5 Take-Home Lessons from the Symposium
Farmer-to-Farmer Conversations Are Very Valuable
New Economic Spaces Are Developing
Don’t Throw Out The Coarse Wool
Climate Beneficial Farming Is Here
Become A Prosumer
From breeding practices to predator control listening to the panels discuss farming practices amongst themselves and with the audience was insightful, even for the non-farmers. It was also clearly helpful for all the farmers in the room. These opportunities to share information, strategies and best-practices are invaluable. The more these can be facilitated, whether formal or informal, the better for everyone looking to understand a fibreshed from the soil upwards.
We heard a lot of discussion around new economic spaces like using sheep flocks for custom grazing (in California this is for fire control purposes) and the need for skilled and knowledgeable shepherds. While grazing for fire control isn’t likely to be widely used in Ontario, the potential for flocks to be used as alternative lawn mowers is very real within our municipalities. Rather than viewing sheep as a single-use animal, farmers are increasingly looking for multiple uses and income-streams from their flocks.
While our understanding of what “coarse wool” is certainly differs between Merin County and Upper Canada, it was refreshing to see heavier wools being understood as useful. Many of us are familiar with wool blankets and throws (ahem…Upper Canada Mercantile) but what about wool duvets and comforters? Wool mattresses? Wool pillows? Wool’s capacity to absorb moisture while remaining warm and its fire resistant quality make it ideal for bedding. Moral of the story: get creative with your coarse wool.
Fibershed is partnering with researchers at UC Davis to track the carbon-sequestration of land management systems that focus on building soil carbon through manure application and careful pasture management. The research, gathered through the Citizen Science Protocol and Climate Beneficial Wool, is tracking how carbon is being draw-down from the atmosphere and moving through the ecosystem. The clothing and textiles made from the fibres of animals involved in this research are addressing climate change one sweater at a time.

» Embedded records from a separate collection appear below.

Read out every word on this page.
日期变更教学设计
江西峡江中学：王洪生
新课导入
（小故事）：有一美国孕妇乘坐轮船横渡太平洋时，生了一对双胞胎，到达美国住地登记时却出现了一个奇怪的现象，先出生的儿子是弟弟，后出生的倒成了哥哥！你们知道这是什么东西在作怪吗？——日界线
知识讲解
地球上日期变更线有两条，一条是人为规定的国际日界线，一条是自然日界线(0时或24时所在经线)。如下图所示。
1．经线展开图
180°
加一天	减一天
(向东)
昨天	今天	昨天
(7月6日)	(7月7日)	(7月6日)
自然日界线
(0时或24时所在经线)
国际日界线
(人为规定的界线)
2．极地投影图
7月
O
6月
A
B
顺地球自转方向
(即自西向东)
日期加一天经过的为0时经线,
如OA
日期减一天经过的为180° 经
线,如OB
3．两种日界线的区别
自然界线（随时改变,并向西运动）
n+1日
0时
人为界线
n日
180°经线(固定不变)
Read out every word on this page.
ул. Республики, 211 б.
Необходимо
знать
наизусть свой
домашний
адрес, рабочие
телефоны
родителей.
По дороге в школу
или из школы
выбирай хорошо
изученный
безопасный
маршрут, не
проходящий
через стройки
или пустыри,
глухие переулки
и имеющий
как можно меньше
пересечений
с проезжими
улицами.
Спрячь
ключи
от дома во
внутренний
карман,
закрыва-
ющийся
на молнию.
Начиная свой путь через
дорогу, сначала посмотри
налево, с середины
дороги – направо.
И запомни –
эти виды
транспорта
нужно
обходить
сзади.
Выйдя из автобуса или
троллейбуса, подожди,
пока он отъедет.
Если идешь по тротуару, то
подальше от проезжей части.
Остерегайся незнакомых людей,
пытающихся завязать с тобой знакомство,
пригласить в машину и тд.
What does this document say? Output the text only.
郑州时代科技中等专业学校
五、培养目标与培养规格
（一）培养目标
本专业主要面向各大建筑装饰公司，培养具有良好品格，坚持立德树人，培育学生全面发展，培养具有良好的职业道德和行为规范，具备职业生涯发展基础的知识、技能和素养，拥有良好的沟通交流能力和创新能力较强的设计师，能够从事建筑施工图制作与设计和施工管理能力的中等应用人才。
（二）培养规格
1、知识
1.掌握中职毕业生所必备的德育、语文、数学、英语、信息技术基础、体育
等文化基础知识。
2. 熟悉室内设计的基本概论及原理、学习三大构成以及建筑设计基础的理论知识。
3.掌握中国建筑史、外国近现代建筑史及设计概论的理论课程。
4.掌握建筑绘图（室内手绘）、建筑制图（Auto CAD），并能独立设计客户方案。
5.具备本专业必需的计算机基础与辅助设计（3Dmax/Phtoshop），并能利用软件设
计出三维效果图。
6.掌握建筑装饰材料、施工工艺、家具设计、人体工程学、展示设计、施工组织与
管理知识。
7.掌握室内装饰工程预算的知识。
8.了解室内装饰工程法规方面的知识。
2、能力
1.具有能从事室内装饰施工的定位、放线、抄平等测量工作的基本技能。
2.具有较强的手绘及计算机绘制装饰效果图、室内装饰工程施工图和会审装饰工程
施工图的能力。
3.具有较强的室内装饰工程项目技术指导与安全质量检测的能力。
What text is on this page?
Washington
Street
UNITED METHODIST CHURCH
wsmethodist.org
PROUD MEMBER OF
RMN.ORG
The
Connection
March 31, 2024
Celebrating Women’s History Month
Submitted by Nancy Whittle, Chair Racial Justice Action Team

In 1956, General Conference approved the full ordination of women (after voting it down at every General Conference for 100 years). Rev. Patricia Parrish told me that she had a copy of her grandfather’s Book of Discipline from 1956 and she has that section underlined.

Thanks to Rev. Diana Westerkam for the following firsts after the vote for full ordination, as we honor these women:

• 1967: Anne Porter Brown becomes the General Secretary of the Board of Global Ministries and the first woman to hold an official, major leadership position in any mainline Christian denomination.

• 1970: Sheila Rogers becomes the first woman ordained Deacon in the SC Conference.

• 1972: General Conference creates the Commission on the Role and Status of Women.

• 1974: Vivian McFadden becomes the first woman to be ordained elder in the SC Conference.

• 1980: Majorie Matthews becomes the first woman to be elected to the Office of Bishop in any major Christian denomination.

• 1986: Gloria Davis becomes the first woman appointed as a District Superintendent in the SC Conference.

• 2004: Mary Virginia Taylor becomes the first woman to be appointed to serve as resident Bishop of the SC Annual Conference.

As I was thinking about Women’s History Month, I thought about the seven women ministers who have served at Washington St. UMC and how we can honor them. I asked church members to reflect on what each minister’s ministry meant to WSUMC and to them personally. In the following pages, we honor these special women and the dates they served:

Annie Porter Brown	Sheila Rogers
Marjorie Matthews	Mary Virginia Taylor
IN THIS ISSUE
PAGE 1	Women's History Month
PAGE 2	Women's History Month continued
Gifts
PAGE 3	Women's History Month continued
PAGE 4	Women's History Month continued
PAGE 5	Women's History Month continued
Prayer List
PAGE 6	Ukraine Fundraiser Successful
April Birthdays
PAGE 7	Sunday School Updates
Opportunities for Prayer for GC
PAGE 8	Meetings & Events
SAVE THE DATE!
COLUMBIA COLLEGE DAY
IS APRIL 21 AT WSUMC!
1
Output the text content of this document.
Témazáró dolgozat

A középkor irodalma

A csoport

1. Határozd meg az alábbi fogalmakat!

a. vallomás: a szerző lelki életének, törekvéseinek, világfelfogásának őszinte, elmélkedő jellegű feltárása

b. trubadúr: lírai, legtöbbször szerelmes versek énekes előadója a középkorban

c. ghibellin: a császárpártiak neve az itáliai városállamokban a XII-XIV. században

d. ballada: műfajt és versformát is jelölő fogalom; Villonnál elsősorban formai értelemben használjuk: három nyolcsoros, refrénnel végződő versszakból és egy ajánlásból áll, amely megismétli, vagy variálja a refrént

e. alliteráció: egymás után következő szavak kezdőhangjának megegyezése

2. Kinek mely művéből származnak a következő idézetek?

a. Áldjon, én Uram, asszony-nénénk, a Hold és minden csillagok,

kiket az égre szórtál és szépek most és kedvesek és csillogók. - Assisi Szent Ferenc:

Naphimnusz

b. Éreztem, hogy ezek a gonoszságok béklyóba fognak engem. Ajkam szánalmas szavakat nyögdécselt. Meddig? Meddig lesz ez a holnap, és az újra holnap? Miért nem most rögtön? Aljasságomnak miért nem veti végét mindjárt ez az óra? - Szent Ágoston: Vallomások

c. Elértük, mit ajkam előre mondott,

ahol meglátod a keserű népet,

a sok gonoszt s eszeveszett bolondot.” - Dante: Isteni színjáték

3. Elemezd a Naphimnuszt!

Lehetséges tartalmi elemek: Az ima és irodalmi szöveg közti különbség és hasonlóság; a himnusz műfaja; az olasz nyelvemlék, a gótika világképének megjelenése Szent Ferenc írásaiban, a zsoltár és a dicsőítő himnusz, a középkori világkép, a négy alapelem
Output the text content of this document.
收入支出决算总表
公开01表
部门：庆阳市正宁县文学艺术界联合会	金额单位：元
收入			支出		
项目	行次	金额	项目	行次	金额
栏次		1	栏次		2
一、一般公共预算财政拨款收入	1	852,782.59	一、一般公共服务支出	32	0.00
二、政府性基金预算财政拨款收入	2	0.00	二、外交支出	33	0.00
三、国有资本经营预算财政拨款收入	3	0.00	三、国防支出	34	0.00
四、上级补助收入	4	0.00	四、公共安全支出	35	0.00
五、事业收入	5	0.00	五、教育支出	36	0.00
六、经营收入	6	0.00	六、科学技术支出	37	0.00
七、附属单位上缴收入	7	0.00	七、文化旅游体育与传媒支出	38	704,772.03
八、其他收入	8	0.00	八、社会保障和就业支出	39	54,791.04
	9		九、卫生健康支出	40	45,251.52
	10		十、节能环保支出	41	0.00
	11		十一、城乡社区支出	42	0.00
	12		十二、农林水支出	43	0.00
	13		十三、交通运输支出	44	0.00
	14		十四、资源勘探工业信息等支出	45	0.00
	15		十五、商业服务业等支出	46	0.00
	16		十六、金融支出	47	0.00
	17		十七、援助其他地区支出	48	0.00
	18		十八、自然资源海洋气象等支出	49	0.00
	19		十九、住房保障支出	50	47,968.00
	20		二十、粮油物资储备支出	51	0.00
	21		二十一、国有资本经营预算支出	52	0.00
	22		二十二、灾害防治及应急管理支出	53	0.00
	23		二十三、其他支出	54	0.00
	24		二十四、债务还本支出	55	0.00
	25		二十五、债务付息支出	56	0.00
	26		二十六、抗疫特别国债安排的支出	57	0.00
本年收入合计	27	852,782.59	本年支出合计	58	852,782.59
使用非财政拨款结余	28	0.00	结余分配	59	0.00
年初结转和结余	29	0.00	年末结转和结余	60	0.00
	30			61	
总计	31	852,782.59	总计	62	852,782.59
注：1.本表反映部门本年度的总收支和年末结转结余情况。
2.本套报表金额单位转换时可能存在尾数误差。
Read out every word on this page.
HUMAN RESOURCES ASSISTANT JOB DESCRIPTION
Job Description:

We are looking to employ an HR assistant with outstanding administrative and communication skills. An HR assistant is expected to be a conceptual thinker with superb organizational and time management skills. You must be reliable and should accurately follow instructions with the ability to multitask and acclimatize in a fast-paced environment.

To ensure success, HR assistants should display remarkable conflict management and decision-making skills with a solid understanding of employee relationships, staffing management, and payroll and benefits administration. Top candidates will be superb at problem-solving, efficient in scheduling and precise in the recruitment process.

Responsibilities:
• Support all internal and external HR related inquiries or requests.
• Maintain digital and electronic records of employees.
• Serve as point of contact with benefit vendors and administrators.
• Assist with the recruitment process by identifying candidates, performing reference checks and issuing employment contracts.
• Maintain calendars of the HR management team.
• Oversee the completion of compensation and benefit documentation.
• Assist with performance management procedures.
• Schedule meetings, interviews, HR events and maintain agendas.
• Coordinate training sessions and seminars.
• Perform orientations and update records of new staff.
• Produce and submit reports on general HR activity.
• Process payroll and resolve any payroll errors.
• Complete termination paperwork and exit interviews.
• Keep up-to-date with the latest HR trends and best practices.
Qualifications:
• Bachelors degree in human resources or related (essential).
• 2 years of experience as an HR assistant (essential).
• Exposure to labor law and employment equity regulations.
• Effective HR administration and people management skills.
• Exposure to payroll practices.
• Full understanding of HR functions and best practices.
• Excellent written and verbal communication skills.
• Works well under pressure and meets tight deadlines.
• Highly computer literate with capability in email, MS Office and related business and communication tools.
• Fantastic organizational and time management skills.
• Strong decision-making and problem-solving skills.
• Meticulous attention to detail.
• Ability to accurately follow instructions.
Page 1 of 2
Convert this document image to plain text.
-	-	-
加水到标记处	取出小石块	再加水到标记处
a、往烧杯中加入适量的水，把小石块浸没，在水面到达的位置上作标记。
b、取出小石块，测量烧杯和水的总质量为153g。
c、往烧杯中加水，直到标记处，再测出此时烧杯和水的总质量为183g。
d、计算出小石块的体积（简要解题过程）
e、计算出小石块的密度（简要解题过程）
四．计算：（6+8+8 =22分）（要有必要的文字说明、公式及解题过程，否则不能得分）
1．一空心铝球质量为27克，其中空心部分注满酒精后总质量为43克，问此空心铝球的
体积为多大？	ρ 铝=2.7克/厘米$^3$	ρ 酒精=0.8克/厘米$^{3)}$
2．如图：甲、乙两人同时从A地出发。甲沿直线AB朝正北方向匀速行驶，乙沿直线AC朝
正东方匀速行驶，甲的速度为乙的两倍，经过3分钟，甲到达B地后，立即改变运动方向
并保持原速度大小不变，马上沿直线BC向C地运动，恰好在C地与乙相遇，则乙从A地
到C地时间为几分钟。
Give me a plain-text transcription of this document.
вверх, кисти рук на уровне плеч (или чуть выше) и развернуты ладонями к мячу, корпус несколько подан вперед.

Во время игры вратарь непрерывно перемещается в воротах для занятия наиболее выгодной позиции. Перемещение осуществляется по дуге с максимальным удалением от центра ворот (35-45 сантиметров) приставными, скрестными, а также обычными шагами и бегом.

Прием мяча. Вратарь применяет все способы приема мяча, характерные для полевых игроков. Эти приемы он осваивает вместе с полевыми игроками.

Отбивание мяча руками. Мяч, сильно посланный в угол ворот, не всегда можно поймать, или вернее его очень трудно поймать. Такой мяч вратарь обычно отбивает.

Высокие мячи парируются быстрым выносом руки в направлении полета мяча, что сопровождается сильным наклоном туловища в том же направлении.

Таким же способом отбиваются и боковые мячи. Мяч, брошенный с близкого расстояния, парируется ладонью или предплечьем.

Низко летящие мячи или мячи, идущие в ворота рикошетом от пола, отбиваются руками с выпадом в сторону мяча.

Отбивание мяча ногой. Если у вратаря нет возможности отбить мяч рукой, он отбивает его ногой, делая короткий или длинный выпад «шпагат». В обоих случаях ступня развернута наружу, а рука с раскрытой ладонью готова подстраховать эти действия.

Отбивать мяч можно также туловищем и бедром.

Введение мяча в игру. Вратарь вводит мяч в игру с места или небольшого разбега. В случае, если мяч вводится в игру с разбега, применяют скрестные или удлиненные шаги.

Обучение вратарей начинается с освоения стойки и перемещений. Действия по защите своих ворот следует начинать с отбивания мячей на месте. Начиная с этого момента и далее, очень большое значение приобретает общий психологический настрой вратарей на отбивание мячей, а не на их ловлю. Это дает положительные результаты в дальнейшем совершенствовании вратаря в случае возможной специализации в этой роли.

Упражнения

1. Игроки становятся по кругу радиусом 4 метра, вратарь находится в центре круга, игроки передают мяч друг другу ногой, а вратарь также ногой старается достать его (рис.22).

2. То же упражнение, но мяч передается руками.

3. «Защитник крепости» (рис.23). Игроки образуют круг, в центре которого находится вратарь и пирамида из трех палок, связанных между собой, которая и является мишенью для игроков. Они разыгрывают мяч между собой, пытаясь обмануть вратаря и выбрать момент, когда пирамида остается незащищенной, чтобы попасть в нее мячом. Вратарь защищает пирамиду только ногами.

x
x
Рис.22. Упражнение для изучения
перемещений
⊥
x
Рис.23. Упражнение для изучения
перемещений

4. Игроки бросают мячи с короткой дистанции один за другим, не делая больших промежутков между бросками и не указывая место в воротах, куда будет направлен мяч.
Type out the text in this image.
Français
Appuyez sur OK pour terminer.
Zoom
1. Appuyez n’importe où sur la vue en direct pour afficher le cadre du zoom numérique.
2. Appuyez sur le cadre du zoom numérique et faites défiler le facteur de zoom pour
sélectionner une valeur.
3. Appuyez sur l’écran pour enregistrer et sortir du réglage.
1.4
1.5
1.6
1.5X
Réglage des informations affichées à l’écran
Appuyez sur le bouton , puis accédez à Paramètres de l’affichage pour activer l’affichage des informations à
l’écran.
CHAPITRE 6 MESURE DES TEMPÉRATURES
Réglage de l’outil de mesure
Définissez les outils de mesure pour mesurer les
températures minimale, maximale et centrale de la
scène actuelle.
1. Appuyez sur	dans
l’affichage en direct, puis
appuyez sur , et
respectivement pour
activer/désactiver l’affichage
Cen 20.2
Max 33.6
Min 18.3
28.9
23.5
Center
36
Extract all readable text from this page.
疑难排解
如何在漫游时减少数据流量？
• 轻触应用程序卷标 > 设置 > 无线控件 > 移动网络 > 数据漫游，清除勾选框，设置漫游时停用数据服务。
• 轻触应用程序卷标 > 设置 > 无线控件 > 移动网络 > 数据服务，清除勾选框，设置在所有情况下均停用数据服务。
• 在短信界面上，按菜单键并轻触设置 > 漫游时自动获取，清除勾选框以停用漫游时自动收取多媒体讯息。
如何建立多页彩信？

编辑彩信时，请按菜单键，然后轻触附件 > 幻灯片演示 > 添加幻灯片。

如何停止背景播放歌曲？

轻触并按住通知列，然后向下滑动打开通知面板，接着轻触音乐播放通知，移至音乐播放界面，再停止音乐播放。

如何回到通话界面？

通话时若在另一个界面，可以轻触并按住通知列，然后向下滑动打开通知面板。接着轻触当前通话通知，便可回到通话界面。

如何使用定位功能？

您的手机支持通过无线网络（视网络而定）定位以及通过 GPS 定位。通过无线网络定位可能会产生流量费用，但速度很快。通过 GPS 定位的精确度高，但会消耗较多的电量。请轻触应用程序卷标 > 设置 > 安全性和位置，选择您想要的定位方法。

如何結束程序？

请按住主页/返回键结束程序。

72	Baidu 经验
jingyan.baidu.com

Producer + Consumer = Prosumer. This simple formula was shared with us around the Community Supported Cloth project, a new initiative which is asking folks to fund the development of locally grown and USA produced wool fabric by pre-purchasing yardage. Rather than blindly consuming or producing in isolation, the prosumer is involved in and connected to both the production and consumption processes. On the simple end, this may look like knowing your fibre farmer and towards the more complex end of the spectrum it can mean supporting a project like the Community Supported Cloth.